Breaking out of this trap is no more complicated than acknowledging the reality of social construction and continuing to assert a nature that lies underneath this. Following on Aquinas and all those people, human beings have a nature which, but for sin and free will, would express itself in the manner prescribed in, e.g., those infallible truths about faith and morals as expressed in the teaching of the Magisterium, which is and only can be consistent throughout time. But we have both the reality of sin and also of free will, therefore we have the construction of behaviors contrary or orthogonal to human nature. These do not accrue or decay over time in any necessary pattern--they simply change. That progress may have been made is no guarantee that it will always do so, or even probably do so. That things may get worse is no guarantee they always will. The trap into which Burke wants Santorum to fall is an easy one to avoid for someone with Santorum's beliefs.
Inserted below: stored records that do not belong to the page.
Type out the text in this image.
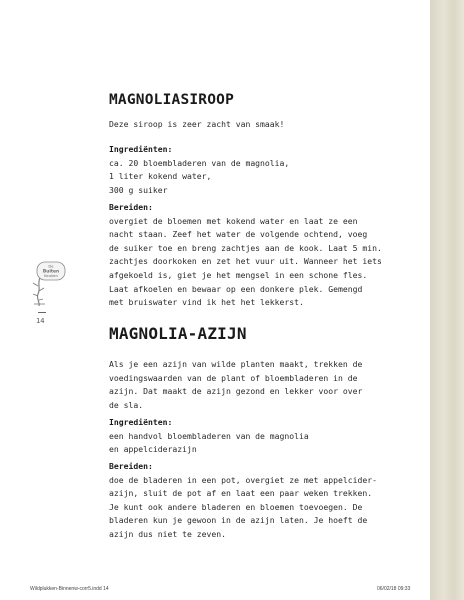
MAGNOLIASIROOP
Deze siroop is zeer zacht van smaak!
Ingrediënten:
ca. 20 bloembladeren van de magnolia,
1 liter kokend water,
300 g suiker
Bereiden:
overgiet de bloemen met kokend water en laat ze een
nacht staan. Zeef het water de volgende ochtend, voeg
de suiker toe en breng zachtjes aan de kook. Laat 5 min.
zachtjes doorkoken en zet het vuur uit. Wanneer het iets
afgekoeld is, giet je het mengsel in een schone fles.
Laat afkoelen en bewaar op een donkere plek. Gemengd
met bruiswater vind ik het het lekkerst.
De
Buiten
Keuken
14
MAGNOLIA-AZIJN
Als je een azijn van wilde planten maakt, trekken de
voedingswaarden van de plant of bloembladeren in de
azijn. Dat maakt de azijn gezond en lekker voor over
de sla.
Ingrediënten:
een handvol bloembladeren van de magnolia
en appelciderazijn
Bereiden:
doe de bladeren in een pot, overgiet ze met appelcider-
azijn, sluit de pot af en laat een paar weken trekken.
Je kunt ook andere bladeren en bloemen toevoegen. De
bladeren kun je gewoon in de azijn laten. Je hoeft de
azijn dus niet te zeven.
Wildplukken-Binnenw-corr5.indd 14	06/02/18 09:33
The actual problem for which there is no good response is similar to the point Burke raises: what changes over time is not socially-constructed human behavior, but the definition of what constitutes natural. My favored example of this comes from John Finnis' Natural Law and Natural Rights. In the original edition of the book, Finnis makes a great show of his list of 'basic goods.' Other lists of human goods, he says, are general, or specific but not exhaustive. He will differentiate himself by providing the full list--and so he does. However, in the 10-15 years after the book comes out, he finds himself beginning to get into arguments about gay marriage, and happens to discover that he has omitted a basic good from his list: marriage, defined as the union for procreation of one man and one woman. I know (and have great respect for) many adherents of Finnis' New Natural Law view, but I know of no one who will defend that particular move. (Some will argue it should have been on the list in the first place, but everyone recognizes it as a bad scholarly response to political pressure) If there's an argument to be had along the lines Burke wants, with the recognition of frission required for a certain kind of social conservative view, it will have to be of that form.